C’est la relance des lettres ouvertes pro et antiréglementation, principalement dans le Canada anglais. Les médias québécois semblent malheureusement trouver le sujet réchauffé. Il est important de préparer le terrain. La gourmandise de cette industrie est devenue incontrôlable, et une réglementation du secteur est incontournable. Les frais transactionnels sont maintenant le poste de dépense qui augmente le plus rapidement dans l’ensemble des opérations du détail alimentaire. Il fallait donc agir! C’est pourquoi les membres de l’A.D.A. entament une démarche de sensibilisation des députés fédéraux québécois. Le ministre Flaherty a ensuite lancé un processus en vue de l’adoption de son Code de bonnes pratiques.

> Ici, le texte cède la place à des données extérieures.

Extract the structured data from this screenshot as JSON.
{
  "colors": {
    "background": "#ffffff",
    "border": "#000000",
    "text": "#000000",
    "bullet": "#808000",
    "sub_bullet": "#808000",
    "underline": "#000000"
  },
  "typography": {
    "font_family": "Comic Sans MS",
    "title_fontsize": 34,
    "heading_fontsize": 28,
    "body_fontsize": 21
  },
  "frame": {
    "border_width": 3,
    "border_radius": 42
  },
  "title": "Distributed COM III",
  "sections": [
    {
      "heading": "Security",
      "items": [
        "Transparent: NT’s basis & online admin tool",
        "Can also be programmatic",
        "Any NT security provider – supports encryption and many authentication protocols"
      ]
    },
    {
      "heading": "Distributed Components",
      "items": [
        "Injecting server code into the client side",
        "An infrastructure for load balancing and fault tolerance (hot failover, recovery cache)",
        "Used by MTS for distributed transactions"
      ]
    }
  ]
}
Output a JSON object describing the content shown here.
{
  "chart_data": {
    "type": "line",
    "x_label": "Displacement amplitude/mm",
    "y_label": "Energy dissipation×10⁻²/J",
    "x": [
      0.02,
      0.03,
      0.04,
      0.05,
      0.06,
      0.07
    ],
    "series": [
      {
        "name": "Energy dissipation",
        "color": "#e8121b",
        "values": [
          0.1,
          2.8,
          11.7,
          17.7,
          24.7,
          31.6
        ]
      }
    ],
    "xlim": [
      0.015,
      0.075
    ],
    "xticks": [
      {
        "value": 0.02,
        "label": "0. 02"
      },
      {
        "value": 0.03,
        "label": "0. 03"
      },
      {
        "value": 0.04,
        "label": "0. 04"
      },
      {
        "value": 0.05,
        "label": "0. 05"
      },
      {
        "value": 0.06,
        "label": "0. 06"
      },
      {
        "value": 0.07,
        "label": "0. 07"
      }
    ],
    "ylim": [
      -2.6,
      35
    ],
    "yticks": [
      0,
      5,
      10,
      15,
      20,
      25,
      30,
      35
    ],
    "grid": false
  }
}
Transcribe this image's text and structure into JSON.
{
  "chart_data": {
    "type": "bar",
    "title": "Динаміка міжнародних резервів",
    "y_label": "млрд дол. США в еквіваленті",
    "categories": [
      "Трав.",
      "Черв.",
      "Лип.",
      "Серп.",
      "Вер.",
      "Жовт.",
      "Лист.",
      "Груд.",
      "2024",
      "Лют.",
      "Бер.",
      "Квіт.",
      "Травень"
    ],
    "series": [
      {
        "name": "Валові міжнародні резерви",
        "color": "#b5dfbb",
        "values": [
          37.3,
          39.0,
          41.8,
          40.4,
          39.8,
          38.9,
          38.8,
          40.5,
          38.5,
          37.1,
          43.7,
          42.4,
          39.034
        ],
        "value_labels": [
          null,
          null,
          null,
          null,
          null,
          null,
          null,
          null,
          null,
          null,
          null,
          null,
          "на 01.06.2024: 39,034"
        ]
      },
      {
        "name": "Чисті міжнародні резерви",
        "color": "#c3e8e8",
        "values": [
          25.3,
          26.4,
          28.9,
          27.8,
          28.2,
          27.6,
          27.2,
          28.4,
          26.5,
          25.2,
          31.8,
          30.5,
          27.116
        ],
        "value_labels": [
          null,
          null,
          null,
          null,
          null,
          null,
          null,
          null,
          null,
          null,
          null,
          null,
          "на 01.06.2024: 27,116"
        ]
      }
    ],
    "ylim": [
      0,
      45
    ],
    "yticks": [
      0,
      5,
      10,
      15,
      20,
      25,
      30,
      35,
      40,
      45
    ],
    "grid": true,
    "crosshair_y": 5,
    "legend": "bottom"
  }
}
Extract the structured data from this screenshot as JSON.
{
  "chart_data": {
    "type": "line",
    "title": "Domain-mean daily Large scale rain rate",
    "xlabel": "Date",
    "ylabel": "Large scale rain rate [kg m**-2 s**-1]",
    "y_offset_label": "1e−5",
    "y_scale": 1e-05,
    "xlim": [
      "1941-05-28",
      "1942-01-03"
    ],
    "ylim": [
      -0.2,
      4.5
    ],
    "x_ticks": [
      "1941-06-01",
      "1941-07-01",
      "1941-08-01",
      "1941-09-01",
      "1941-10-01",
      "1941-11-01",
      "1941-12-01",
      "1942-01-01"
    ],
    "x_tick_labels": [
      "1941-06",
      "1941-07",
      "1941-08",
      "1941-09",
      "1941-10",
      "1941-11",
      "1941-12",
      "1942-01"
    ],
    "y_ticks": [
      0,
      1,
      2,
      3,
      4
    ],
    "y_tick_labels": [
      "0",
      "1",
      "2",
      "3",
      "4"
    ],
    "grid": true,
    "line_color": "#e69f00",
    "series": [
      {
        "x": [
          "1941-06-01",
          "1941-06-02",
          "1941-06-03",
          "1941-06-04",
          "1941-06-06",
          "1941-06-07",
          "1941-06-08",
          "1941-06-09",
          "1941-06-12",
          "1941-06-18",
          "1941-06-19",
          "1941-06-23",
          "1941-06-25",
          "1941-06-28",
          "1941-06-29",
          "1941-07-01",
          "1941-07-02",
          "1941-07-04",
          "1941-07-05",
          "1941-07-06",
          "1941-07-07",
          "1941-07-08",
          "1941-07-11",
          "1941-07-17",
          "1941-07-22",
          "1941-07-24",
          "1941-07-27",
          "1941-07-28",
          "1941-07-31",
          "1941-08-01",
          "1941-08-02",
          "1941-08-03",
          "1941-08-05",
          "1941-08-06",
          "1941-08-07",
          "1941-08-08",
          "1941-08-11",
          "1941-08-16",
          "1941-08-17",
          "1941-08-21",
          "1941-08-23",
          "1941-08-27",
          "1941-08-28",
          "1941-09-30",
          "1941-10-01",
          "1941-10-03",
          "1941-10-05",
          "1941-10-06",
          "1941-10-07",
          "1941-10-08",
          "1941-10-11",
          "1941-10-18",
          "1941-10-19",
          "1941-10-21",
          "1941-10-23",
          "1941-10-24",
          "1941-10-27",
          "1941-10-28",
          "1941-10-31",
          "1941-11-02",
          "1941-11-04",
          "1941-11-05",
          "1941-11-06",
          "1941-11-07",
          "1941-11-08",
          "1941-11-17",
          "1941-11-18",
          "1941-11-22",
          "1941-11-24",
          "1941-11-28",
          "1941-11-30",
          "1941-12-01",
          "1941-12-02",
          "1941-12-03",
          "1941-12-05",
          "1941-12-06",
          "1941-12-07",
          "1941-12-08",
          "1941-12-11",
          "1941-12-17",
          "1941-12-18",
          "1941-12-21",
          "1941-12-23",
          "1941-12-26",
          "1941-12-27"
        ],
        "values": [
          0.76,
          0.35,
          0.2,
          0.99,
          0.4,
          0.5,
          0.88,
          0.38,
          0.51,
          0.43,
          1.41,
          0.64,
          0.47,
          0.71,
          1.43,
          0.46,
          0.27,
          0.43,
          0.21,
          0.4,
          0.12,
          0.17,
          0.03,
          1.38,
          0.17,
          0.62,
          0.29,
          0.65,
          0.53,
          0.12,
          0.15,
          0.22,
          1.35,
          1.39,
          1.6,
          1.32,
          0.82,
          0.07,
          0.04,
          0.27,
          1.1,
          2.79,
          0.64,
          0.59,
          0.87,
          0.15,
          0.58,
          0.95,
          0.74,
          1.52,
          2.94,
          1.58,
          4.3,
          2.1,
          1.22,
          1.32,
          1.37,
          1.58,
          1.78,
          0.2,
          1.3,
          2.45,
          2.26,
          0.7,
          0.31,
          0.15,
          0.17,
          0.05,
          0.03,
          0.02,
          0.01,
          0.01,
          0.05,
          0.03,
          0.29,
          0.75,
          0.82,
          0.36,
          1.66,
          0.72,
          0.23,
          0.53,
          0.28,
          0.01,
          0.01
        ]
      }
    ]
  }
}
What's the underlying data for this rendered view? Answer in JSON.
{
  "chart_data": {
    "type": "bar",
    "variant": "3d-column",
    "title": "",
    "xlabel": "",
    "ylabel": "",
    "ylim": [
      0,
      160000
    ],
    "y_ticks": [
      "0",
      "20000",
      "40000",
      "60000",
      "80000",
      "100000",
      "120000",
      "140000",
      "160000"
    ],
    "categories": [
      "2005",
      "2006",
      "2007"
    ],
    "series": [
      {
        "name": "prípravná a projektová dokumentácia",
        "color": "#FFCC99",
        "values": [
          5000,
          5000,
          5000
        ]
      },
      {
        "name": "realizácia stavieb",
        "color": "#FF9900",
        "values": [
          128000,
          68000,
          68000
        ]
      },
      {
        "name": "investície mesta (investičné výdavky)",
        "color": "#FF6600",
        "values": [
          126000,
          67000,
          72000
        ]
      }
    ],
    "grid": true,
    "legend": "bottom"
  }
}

Ce dossier traîne depuis trop longtemps, et le gouvernement a tardé à mettre une politique claire et efficace en place. Nous appuyons maintenant le ministre Flaherty dans l’approche qu’il a privilégiée, à condition bien sûr qu’il le bonifie. Les détaillants s’engagent de bonne foi dans l’avenue du code qu’ils entendent respecter. Espérons seulement que ce n’était pas uniquement une tactique pour gagner du temps. Les commerçants canadiens n’apprécieraient vraiment pas de réaliser dans deux ou trois ans que rien n’a changé, pire : que les gloutons le sont encore davantage, au détriment des détaillants et du pouvoir d’achat des consommateurs canadiens.